A raft of initiatives has been launched to try to coordinate between health-pass providers and national authorities. These differ greatly in their geographic scale, from bilateral agreements to recognise national health passes (for instance between Israel and Bahrain), to regional initiatives such as the EU’s Digital Green Pass, to global fora such as the WHO’s Smart Vaccination Certificate Working Group. They also vary in the scope of their ambition: they may aim to develop a technical solution, agree technical standards, set governance mechanisms and agree policy principles, or some or all of the above. At present, the landscape remains confused and crowded.

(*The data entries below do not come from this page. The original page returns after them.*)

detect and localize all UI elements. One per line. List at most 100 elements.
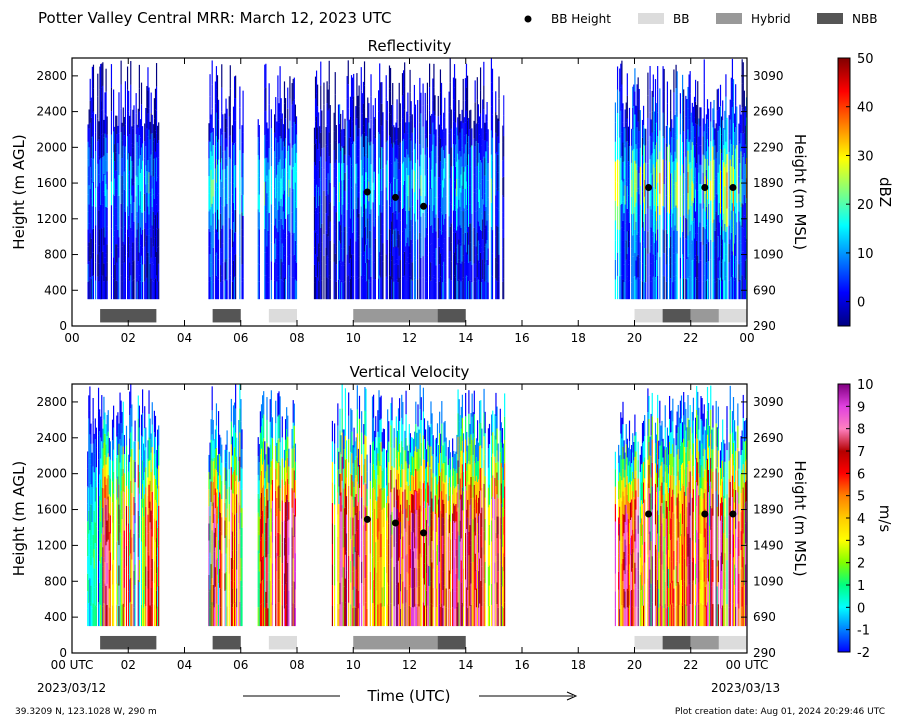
- heatmap-cell: [413, 149, 416, 171]
- heatmap-cell: [137, 203, 139, 224]
- heatmap-cell: [391, 182, 393, 203]
- heatmap-cell: [346, 98, 348, 121]
- heatmap-cell: [713, 119, 715, 140]
- heatmap-cell: [744, 222, 747, 242]
- heatmap-cell: [340, 225, 342, 244]
- heatmap-cell: [325, 230, 327, 248]
- heatmap-cell: [704, 246, 706, 265]
- heatmap-cell: [107, 561, 109, 583]
- heatmap-cell: [414, 182, 417, 202]
- heatmap-cell: [686, 199, 688, 220]
- heatmap-cell: [485, 169, 487, 189]
- heatmap-cell: [138, 111, 140, 136]
- heatmap-cell: [651, 257, 653, 279]
- heatmap-cell: [120, 60, 122, 85]
- heatmap-cell: [337, 492, 339, 515]
- heatmap-cell: [212, 264, 214, 283]
- heatmap-cell: [142, 160, 144, 179]
- heatmap-cell: [473, 138, 475, 157]
- heatmap-cell: [626, 276, 628, 300]
- heatmap-cell: [98, 174, 100, 193]
- heatmap-cell: [369, 265, 371, 283]
- heatmap-cell: [456, 161, 458, 179]
- heatmap-cell: [463, 171, 465, 190]
- heatmap-cell: [94, 480, 96, 502]
- heatmap-cell: [142, 507, 144, 532]
- heatmap-cell: [279, 419, 281, 443]
- heatmap-cell: [478, 171, 481, 190]
- heatmap-cell: [220, 607, 222, 627]
- heatmap-cell: [258, 589, 260, 608]
- heatmap-cell: [351, 604, 353, 627]
- heatmap-cell: [469, 129, 471, 149]
- heatmap-cell: [398, 82, 400, 105]
- heatmap-cell: [263, 579, 265, 603]
- heatmap-cell: [670, 110, 672, 132]
- heatmap-cell: [463, 281, 465, 300]
- heatmap-cell: [411, 206, 413, 226]
- heatmap-cell: [344, 208, 346, 228]
- heatmap-cell: [217, 199, 220, 220]
- heatmap-cell: [217, 119, 220, 140]
- heatmap-cell: [396, 159, 398, 180]
- heatmap-cell: [395, 228, 397, 247]
- heatmap-cell: [408, 246, 410, 264]
- heatmap-cell: [270, 109, 272, 129]
- heatmap-cell: [344, 190, 346, 209]
- heatmap-cell: [649, 89, 651, 113]
- heatmap-cell: [486, 240, 488, 260]
- heatmap-cell: [140, 255, 143, 278]
- heatmap-cell: [280, 178, 282, 199]
- heatmap-cell: [152, 141, 154, 160]
- heatmap-cell: [503, 115, 505, 137]
- heatmap-cell: [215, 89, 218, 113]
- heatmap-cell: [145, 606, 147, 627]
- heatmap-cell: [662, 229, 664, 253]
- heatmap-cell: [340, 280, 342, 300]
- heatmap-cell: [149, 139, 151, 158]
- x-tick-label: 06: [233, 331, 248, 345]
- heatmap-cell: [88, 147, 90, 167]
- heatmap-cell: [696, 279, 698, 300]
- heatmap-cell: [215, 403, 218, 426]
- heatmap-cell: [220, 494, 222, 513]
- heatmap-cell: [352, 99, 354, 122]
- heatmap-cell: [241, 247, 243, 265]
- heatmap-cell: [157, 547, 159, 568]
- heatmap-cell: [287, 172, 289, 194]
- heatmap-cell: [122, 468, 124, 492]
- heatmap-cell: [348, 155, 350, 174]
- heatmap-cell: [641, 173, 644, 192]
- heatmap-cell: [321, 129, 323, 149]
- heatmap-cell: [343, 567, 345, 587]
- heatmap-cell: [225, 444, 227, 463]
- heatmap-cell: [215, 229, 218, 253]
- heatmap-cell: [340, 113, 342, 133]
- heatmap-cell: [149, 246, 151, 264]
- heatmap-cell: [131, 195, 133, 213]
- heatmap-cell: [625, 102, 627, 123]
- heatmap-cell: [378, 111, 380, 133]
- heatmap-cell: [274, 206, 276, 226]
- heatmap-cell: [294, 461, 297, 481]
- heatmap-cell: [675, 64, 677, 89]
- heatmap-cell: [88, 579, 90, 604]
- heatmap-cell: [211, 84, 213, 109]
- heatmap-cell: [277, 120, 279, 143]
- heatmap-cell: [440, 147, 443, 170]
- heatmap-cell: [348, 392, 350, 416]
- heatmap-cell: [317, 84, 319, 107]
- heatmap-cell: [689, 139, 691, 163]
- heatmap-cell: [211, 530, 213, 555]
- heatmap-cell: [650, 155, 652, 174]
- heatmap-cell: [235, 432, 237, 457]
- heatmap-cell: [106, 562, 108, 584]
- heatmap-cell: [398, 104, 400, 127]
- heatmap-cell: [292, 277, 294, 300]
- heatmap-cell: [650, 173, 652, 192]
- heatmap-cell: [681, 276, 684, 300]
- heatmap-cell: [94, 522, 96, 544]
- heatmap-cell: [395, 193, 397, 211]
- heatmap-cell: [123, 262, 125, 281]
- heatmap-cell: [221, 228, 223, 253]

The Good Health Pass Collaborative (GHPC) is a broad consortium of more than 100 corporations and civil society organisations collectively developing a blueprint for interoperable health-pass systems. It has called for health-pass systems to follow four principles: they should be privacy-protecting, user-controlled, interoperable and widely accepted. It will shortly release a detailed blueprint for public comment to guide developers and health authorities in designing health-pass systems in accordance with these principles.
The proliferation of health-pass initiatives is promising, but urgent action is needed to ensure these remain interoperable and globally accepted. GHPC’s work in establishing common standards is needed to avoid wasted resources, confusion and tensions. But achieving alignment will require a degree of political coordination by national governments, with global leadership to incentivise coordination and standardisation. The UK should make use of its presidency of the G7 in 2021 to call for global cooperation on health passes and draw up a roadmap for delivering interoperability and compliance with a set of minimum standards.